Deployment of an initial company of 200-250 Marines would begin next year and expand to up to 2,500 eventually, Gillard said.

The move may be seen by Beijing as further evidence of Washington's attempt to encircle China, with US bases in Japan and Korea and now in Australia.

Obama also plans to raise maritime security in the South China Sea at the annual summit of the Association of Southeast Asian Nations (ASEAN) on Bali this week, defying China's desire to keep this sensitive topic off the agenda.

While in the Philippines, Mrs. Clinton also signed a pact promoting economic growth and attended a lively public forum in which she took questions from the public. But her appearance on the deck of the warship — a highly symbolic event — had greater impact for the militarily weak Philippines as it tangles with a huge neighbor to the north over the Spratly Islands.

"Filipinos appreciate symbolism," said Ramon Casiple, executive director of the Manila-based Institute for Political and Economic Reform. "She did not say anything unusual, but they saw her on a warship in Manila Bay. They received the message."

Mrs. Clinton, whose visit was marked by relatively modest anti-American protests at the American Embassy in Manila, reiterated Washington's position that territorial disputes in the South China Sea should be settled peacefully. In another gesture not lost on her local audience, she referred to the disputed area by its locally coined name: the West Philippine Sea.

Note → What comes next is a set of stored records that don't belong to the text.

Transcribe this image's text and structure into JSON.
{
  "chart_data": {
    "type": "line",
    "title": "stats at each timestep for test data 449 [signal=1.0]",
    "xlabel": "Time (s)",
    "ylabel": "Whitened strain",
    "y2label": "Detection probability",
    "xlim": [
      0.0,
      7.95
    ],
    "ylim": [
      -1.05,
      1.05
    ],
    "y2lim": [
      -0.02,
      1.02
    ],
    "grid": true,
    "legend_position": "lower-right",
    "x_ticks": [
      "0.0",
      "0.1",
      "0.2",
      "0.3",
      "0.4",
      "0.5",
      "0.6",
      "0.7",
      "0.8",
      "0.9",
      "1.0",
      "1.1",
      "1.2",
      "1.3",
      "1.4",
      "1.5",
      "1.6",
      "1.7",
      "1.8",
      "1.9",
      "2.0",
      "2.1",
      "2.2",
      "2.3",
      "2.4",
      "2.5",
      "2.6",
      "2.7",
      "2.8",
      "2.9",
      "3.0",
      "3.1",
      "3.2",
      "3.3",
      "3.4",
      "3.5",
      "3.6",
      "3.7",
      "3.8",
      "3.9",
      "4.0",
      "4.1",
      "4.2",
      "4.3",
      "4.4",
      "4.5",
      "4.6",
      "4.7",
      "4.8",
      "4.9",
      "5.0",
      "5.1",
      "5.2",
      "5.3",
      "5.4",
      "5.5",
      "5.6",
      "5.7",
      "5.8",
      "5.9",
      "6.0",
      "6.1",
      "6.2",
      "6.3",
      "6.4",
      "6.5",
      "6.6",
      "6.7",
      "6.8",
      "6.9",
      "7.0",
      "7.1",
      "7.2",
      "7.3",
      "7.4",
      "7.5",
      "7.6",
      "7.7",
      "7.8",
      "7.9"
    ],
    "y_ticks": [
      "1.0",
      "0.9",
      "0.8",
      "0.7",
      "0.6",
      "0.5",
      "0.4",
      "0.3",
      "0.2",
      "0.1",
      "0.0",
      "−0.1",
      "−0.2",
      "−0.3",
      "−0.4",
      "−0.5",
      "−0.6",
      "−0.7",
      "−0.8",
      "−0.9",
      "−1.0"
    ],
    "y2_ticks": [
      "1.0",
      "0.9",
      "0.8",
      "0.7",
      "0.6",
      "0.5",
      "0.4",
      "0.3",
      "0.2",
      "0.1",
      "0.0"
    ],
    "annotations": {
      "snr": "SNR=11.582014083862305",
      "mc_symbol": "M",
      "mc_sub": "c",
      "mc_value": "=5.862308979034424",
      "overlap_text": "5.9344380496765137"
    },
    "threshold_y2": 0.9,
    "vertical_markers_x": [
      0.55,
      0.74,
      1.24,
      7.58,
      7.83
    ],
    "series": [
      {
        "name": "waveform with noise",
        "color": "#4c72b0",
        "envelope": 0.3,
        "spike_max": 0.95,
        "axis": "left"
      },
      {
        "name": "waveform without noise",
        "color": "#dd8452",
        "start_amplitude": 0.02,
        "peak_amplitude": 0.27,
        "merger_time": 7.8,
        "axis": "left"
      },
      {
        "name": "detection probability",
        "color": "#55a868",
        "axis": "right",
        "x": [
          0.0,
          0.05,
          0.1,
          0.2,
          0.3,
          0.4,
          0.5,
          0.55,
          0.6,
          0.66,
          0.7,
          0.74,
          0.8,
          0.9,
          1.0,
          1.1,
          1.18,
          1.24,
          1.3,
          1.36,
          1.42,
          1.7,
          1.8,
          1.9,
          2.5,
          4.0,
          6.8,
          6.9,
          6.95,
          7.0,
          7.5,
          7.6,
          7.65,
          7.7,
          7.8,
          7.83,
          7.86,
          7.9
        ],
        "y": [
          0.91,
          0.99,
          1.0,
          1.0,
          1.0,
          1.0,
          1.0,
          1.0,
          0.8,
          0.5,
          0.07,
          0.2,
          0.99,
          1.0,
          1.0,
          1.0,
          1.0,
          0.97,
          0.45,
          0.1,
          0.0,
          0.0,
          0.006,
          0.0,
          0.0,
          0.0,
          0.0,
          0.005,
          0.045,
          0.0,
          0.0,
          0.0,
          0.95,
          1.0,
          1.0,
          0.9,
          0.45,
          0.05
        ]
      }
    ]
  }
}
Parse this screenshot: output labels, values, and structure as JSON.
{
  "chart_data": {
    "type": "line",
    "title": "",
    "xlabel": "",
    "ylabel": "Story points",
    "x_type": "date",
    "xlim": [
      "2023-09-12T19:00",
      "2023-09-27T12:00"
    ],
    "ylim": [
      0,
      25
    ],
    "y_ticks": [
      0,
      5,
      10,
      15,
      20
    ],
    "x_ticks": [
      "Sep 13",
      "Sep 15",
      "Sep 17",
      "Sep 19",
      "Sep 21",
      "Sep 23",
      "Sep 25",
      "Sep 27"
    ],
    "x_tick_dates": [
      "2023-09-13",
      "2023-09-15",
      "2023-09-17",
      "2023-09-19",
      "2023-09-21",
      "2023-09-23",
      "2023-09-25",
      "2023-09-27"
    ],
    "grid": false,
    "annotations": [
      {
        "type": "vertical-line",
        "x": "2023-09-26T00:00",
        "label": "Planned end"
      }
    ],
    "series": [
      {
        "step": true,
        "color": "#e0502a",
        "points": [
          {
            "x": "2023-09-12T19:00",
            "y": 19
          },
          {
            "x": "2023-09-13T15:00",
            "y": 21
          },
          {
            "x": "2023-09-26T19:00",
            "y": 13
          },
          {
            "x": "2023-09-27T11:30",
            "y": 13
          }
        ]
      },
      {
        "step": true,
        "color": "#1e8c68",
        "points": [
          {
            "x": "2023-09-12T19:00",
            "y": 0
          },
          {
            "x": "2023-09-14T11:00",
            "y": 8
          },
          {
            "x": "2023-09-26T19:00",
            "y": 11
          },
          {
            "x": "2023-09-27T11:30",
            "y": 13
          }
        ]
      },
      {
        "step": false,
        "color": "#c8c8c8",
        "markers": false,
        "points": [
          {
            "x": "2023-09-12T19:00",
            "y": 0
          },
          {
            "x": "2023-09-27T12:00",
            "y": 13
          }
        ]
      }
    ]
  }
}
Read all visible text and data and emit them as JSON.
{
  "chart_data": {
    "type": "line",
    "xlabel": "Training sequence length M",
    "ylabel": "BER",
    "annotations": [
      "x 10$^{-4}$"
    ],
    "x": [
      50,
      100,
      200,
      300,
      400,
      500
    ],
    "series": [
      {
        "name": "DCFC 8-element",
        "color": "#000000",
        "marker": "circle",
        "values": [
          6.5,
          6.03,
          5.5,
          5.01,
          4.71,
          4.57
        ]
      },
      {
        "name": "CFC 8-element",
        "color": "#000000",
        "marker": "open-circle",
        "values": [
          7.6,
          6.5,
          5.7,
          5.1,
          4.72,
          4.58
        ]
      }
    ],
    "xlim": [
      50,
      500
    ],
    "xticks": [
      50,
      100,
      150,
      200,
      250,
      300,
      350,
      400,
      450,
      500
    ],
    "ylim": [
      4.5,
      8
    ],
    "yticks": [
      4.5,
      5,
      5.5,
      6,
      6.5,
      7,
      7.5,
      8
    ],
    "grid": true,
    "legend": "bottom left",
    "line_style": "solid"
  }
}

"We are strongly of the opinion that disputes that exist primarily in the West Philippine Sea between the Philippines and China should be resolved peacefully," she said during a televised news conference with Philippine secretary for foreign affairs, Albert del Rosario. "Any nation with a claim has a right to exert it, but they do not have a right to pursue it through intimidation or coercion."

Following its independence in 1946, the Philippines signed agreements that allowed American military bases to operate in the country. Large American Air Force and Navy bases were closed in the early 1990s after contentious debate in the Philippine Senate, but the 1952 U.S.-Philippines Mutual Defense Treaty -  upon which the military relationship is based - has remained intact.

After the Sept. 11 attacks, American military involvement in the Philippines focused on Islamic extremist groups operating in the southern part of the country. In recent years, broader defense coordination has taken place, including American assistance for the outdated naval forces of the Philippines.

The United States currently has no military bases in the Philippines, though visits by American Navy ships and joint drills are common. In October, the United States and the Philippines conducted war games on the island of Palawan, 50 miles from the disputed area with China.

Mr. Casiple, the analyst, noted that the Philippine government has been careful to balance these military gestures with the recognition that the country needs to maintain close and cordial economic ties with China.

"The Philippines does not want to be the representative of the U.S. military in Southeast Asia," he said. "I think the Philippine government wants to maintain its friendship with both these great powers and not become a ball in the middle being kicked by both sides."

The US military presence is sensitive in the Philippines due to the colonial legacy, and a small number of left-wing activists protested Clinton's visit, accusing the US of using the former colony for its own profits.

Philippine President Benigno Aquino III has voiced support for expanding military cooperation with the US.

The Philippines has sought to rally Southeast Asian nations to stand firm with China over the maritime dispute, but Beijing has insisted that it only opens to bilateral negotiations.

Clinton will later visit Thailand ― another US ally in Southeast Asia ― in a show of support for Thai Prime Minister Yingluck Shinawatra as she faces the devastating months-long floods.

Aside from the South China Sea dispute, the US has accused China of undervaluing its currency and undercutting its intellectual property.